In 2021, Progressive’s personal lines net premiums written for the agency channel stood at $17.2 billion. On the direct side, personal lines NPW was $18.9 billion. One way to determine which channel is more cost-effective for Progressive from an acquisition standpoint is to figure out how much it spent in commissions/advertising to generate these premiums. So, we did some math and found that from 2012 to 2021, Progressive grew its NPW for the direct and agency channel by $12.5 billion and $9 billion, respectively. We then calculated how much money the company spent each year on advertising (direct channel) and commissions (agency channel) and we almost had a tie.
|Year||Advertising Spend||Agency Commissions*||Agency Channel -NPW|
Progressive spent nearly the same amount on acquisition costs, but premiums from the direct channel were 39% higher. This channel also allows Progressive more flexibility: if the company decides not to spend a dollar on advertising the following year, the impact will be less severe than if it decides not to pay renewal commissions to agencies. Of course, life isn’t always black and white, and it’s not just about statistics. In 2007, the total net premiums written through the agency business represented 63% of Progressive’s personal lines volume while the direct channel accounted for 37%. In 2021 these numbers look very different – direct business represented 52% of the personal lines’ volume and the agency channel accounted for 48%. During this period, the agency channel went from NPW of $7.5 billion to $17.2 billion (+129%) while the direct channel grew from $4.3 billion to $18.9 billion (+340%). In terms of policies, the agency channel accounted for ~4.4 million auto policies in 2007 and ~7.8 million in 2021 (+77%) and the direct channel went from ~2.6 million auto policies to ~9.5 million (+265%).

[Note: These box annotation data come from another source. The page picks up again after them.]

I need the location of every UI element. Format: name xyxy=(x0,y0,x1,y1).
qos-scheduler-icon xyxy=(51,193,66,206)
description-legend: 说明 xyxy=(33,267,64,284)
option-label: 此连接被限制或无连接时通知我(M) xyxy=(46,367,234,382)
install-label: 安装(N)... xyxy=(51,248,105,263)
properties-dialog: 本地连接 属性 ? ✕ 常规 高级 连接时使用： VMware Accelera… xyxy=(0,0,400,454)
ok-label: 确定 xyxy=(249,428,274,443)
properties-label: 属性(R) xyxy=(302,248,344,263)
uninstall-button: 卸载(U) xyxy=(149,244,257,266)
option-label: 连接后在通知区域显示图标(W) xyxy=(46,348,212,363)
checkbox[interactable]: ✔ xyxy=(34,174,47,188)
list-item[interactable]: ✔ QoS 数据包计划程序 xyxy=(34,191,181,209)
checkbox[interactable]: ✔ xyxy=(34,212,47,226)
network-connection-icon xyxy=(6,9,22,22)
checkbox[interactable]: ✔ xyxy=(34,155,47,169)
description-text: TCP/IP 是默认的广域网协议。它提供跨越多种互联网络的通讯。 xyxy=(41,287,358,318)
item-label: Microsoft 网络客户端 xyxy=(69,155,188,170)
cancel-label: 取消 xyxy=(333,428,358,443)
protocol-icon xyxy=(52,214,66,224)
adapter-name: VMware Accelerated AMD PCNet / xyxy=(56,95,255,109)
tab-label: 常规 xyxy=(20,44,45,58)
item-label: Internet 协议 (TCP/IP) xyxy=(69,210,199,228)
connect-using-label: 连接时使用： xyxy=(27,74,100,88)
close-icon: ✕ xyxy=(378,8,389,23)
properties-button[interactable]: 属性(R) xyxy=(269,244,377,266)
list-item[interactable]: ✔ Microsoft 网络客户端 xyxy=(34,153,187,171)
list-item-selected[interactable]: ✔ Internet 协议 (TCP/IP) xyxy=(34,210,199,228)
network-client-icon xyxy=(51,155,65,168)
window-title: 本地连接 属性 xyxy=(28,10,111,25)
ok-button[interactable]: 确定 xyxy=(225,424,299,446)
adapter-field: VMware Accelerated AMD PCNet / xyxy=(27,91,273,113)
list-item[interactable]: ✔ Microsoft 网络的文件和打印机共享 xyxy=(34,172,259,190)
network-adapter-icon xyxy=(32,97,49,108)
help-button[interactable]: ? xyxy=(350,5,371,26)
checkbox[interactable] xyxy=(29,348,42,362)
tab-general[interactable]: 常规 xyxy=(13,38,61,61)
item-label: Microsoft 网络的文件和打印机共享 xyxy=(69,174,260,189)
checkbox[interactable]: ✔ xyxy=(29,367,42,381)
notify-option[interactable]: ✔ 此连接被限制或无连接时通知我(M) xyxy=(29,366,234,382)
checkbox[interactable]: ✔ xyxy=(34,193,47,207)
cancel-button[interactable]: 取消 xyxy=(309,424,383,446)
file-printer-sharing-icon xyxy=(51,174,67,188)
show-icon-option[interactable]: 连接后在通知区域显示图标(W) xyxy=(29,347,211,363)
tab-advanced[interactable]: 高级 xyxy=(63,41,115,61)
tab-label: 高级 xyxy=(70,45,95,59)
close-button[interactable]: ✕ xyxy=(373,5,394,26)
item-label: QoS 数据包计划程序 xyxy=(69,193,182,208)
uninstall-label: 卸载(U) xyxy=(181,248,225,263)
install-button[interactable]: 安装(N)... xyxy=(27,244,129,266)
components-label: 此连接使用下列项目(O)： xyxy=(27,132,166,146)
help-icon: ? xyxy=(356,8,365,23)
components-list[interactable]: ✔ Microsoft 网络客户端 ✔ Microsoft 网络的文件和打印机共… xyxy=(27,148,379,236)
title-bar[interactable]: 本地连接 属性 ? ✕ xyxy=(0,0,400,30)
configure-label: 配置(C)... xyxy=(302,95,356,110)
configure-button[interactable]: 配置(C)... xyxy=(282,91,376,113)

The uncertain direct channel is certainly the bigger and faster growth channel for Progressive. GEICO is also a company known for its direct approach (and big and fast growth), but unlike Progressive, it doesn’t work with offline independent agencies or online ones like Gabi and Jerry. This strategy is now hurting GEICO as the company is forced to shift some of its sales agents to the service and claims department following the decision to limit phone sales. A point worth mentioning that impacts acquisition costs – independent agents receive sales commissions but they also help the insurance company with customer service.
And yet when GEICO sees Progressive, it sees telematics. “There’s no question that more recently, Progressive has done a much better job than GEICO…in terms of margin and in terms of growth rate. There are a number of causes for that, but I think the biggest culprit as far as GEICO is concerned…is telematics,” said Ajit Jain, who chairs Berkshire’s insurance operations, at the Berkshire Hathaway’s annual meeting. That’s the equivalent of following fitness influencers and immediately attributing their physique to the time they spend at the gym when in reality, exercise is a lousy way to lose weight.
So, which is the ultimate channel? The answer, of course, is that it depends on what you want to be when you grow up. Hippo, which mainly distributes through independent agents, spent 16% of its in-force premiums on sales and marketing in 2021. On the other hand, Lemonade and Root, which mostly go direct, spent 37% and 38%, respectively. These two companies have adopted the ‘go big or go home’ mantra from the get-go (Root is probably going home). You can’t say the same about Hippo.
As we leave you with this open question, note that most agents haven’t figured out a way to sell insurance online on a large scale.